Die von der Beklagten angenommene Höhe der Gebühr von 250,-- Euro ist ebenfalls rechtmäßig. Gem. § 1 der Allgemeinen Gebührenordnung und des dazu erlassenen Kostentarifs Nr. 40.4.8 der Anlage ist für die vorübergehende Gestattung eines Gaststättenbetriebs nach § 12 GastG eine Gebühr in Höhe 44,-- bis 770,-- Euro zu erheben.
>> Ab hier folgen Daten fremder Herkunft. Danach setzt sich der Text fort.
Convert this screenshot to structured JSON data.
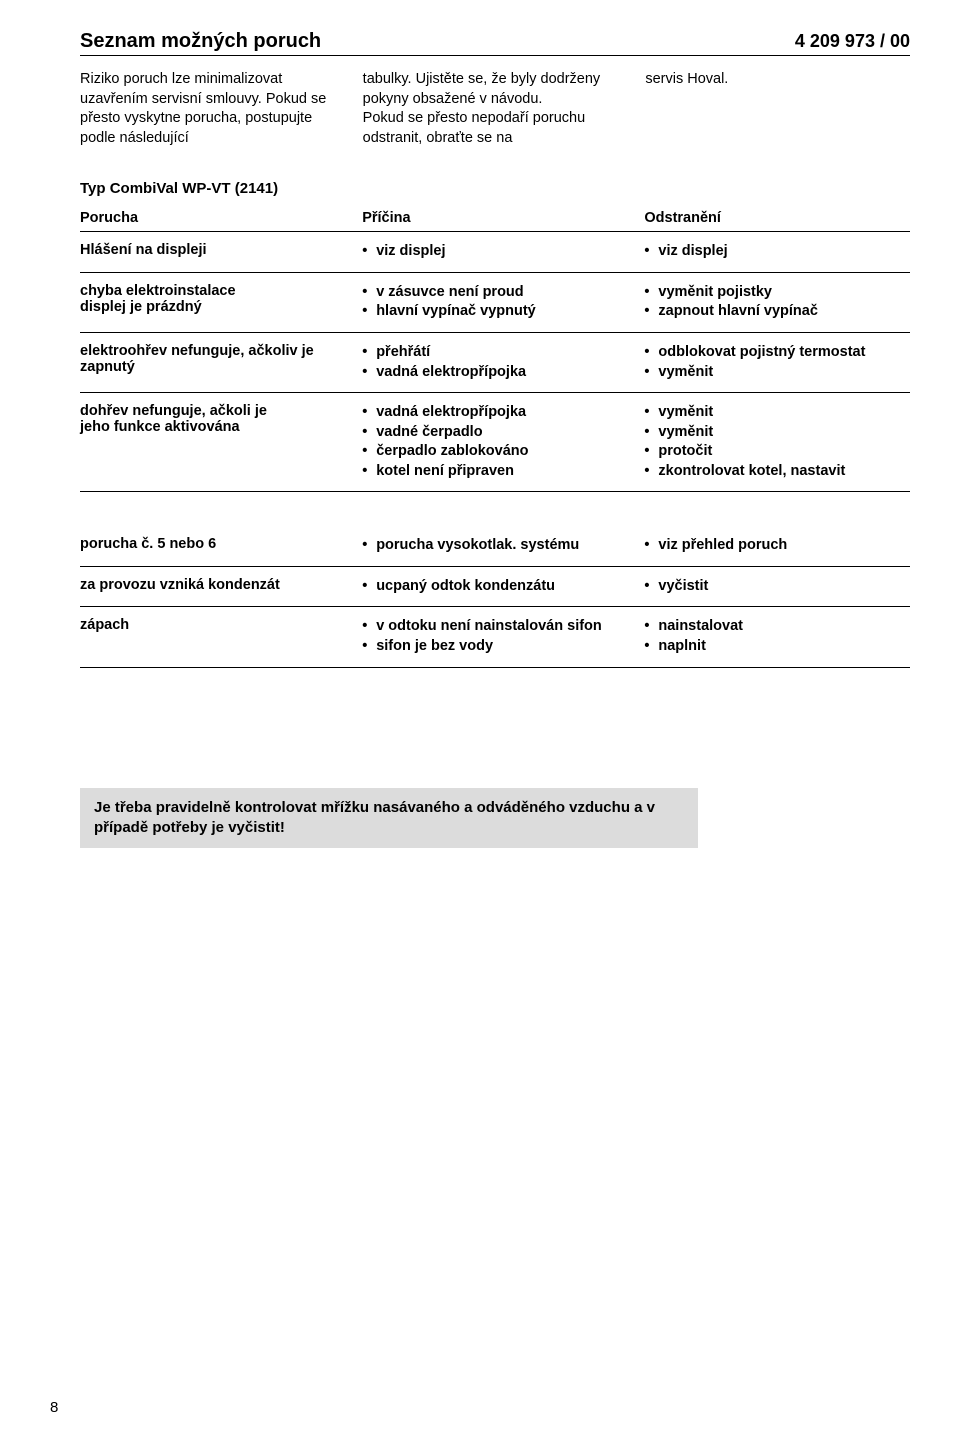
{
  "header": {
    "title": "Seznam možných poruch",
    "doc_id": "4 209 973 / 00"
  },
  "intro": {
    "col1": "Riziko poruch lze minimalizovat uzavřením servisní smlouvy. Pokud se přesto vyskytne porucha, postupujte podle následující",
    "col2": "tabulky. Ujistěte se, že byly dodrženy pokyny obsažené v návodu.\nPokud se přesto nepodaří poruchu odstranit, obraťte se na",
    "col3": "servis Hoval."
  },
  "type_line": "Typ CombiVal WP-VT (2141)",
  "table": {
    "columns": [
      "Porucha",
      "Příčina",
      "Odstranění"
    ],
    "groups": [
      {
        "rows": [
          {
            "c1": "Hlášení na displeji",
            "c2": [
              "viz displej"
            ],
            "c3": [
              "viz displej"
            ]
          },
          {
            "c1": "chyba elektroinstalace\ndisplej je prázdný",
            "c2": [
              "v zásuvce není proud",
              "hlavní vypínač vypnutý"
            ],
            "c3": [
              "vyměnit pojistky",
              "zapnout hlavní vypínač"
            ]
          },
          {
            "c1": "elektroohřev nefunguje, ačkoliv je zapnutý",
            "c2": [
              "přehřátí",
              "vadná elektropřípojka"
            ],
            "c3": [
              "odblokovat pojistný termostat",
              "vyměnit"
            ]
          },
          {
            "c1": "dohřev nefunguje, ačkoli je\njeho funkce aktivována",
            "c2": [
              "vadná elektropřípojka",
              "vadné čerpadlo",
              "čerpadlo zablokováno",
              "kotel není připraven"
            ],
            "c3": [
              "vyměnit",
              "vyměnit",
              "protočit",
              "zkontrolovat kotel, nastavit"
            ]
          }
        ]
      },
      {
        "rows": [
          {
            "c1": "porucha č. 5 nebo 6",
            "c2": [
              "porucha vysokotlak. systému"
            ],
            "c3": [
              "viz přehled poruch"
            ]
          },
          {
            "c1": "za provozu vzniká kondenzát",
            "c2": [
              "ucpaný odtok kondenzátu"
            ],
            "c3": [
              "vyčistit"
            ]
          },
          {
            "c1": "zápach",
            "c2": [
              "v odtoku není nainstalován sifon",
              "sifon je bez vody"
            ],
            "c3": [
              "nainstalovat",
              "naplnit"
            ]
          }
        ]
      }
    ]
  },
  "note": "Je třeba pravidelně kontrolovat mřížku nasávaného a odváděného vzduchu a v případě potřeby je vyčistit!",
  "page_number": "8"
}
Ist für den Ansatz einer Gebühr durch die Gebührenordnung ein Rahmen bestimmt, so hat die Behörde gem. § 9 Abs. 1 NVwKostG, soweit die Gebührenordnung nichts anderes vorschreibt, bei Festsetzung der Gebühr das Maß des Verwaltungsaufwandes für die einzelne Amtshandlung sowie den Wert des Gegenstandes der Amtshandlung zu berücksichtigen. Beide Faktoren sind nicht als jeweilige Teilbeträge zu addieren, sie stehen vielmehr in Wechselwirkung zueinander und sind im Hinblick auf das Äquivalenzprinzip zu korrigieren. Das bedeutet, dass bei sehr geringem Aufwand für die Behörde und enormer Bedeutung für den Gebührenschuldner diese Bedeutung als Orientierungsrahmen genommen werden darf. Die Grenze legt der jeweilige Gebührenrahmen fest. Diesen Anforderungen kommt die Beklagte mit der von ihr festgesetzten Gebühr nach. Sie hat dazu im Klageverfahren ausgeführt, dass der zuständige Fachdienst bei derartigen Gestattungen für den ersten Tag pro Stand/Zelt 60,-- Euro und für jeden weiteren Tag 30,-- Euro berechnet. Bei der Dauer des …Marktes von 29 Tagen ergibt sich bei dieser Berechnung eine über der Obergrenze der Rahmengebühr liegende Summe von 900,-- Euro (60,-- Euro <1.Tag> und 840,-- Euro <28 Tage>). Damit orientiert die Beklagte sich in erster Linie an der Bedeutung der Amtshandlung für den Gebührenschuldner und nur nachrangig an dem Verwaltungsaufwand. Es ist rechtlich nicht zu beanstanden, dass die Beklagte deshalb für den ersten Tag der Gestattung einen geringfügig über dem Mindestbetrag liegenden Wert annimmt und diesen für die Folgetage halbiert. Dass die Beklagte diese typisierende Regelung auch im vorliegenden Verfahren anwendet, ist ebenfalls nicht zu beanstanden, wenn auch ihr Verwaltungsaufwand für die Erteilung der Gestattung in Anbetracht des hier vorgelegten, nicht besonders umfangreichen Verwaltungsvorgangs als gering einzustufen ist. Dies gilt umso mehr, als sie die Gebühr wegen der bereits von den Betreibern an die Beklagte zu zahlenden Standgelder seit Jahren auf 250,-- Euro reduziert.

Die Kostenentscheidung folgt aus § 154 Abs. 1 VwGO; die Entscheidung über die vorläufige Vollstreckbarkeit folgt aus § 167 VwGO i.V.m. §§ 708 Nr. 11 und 711 ZPO.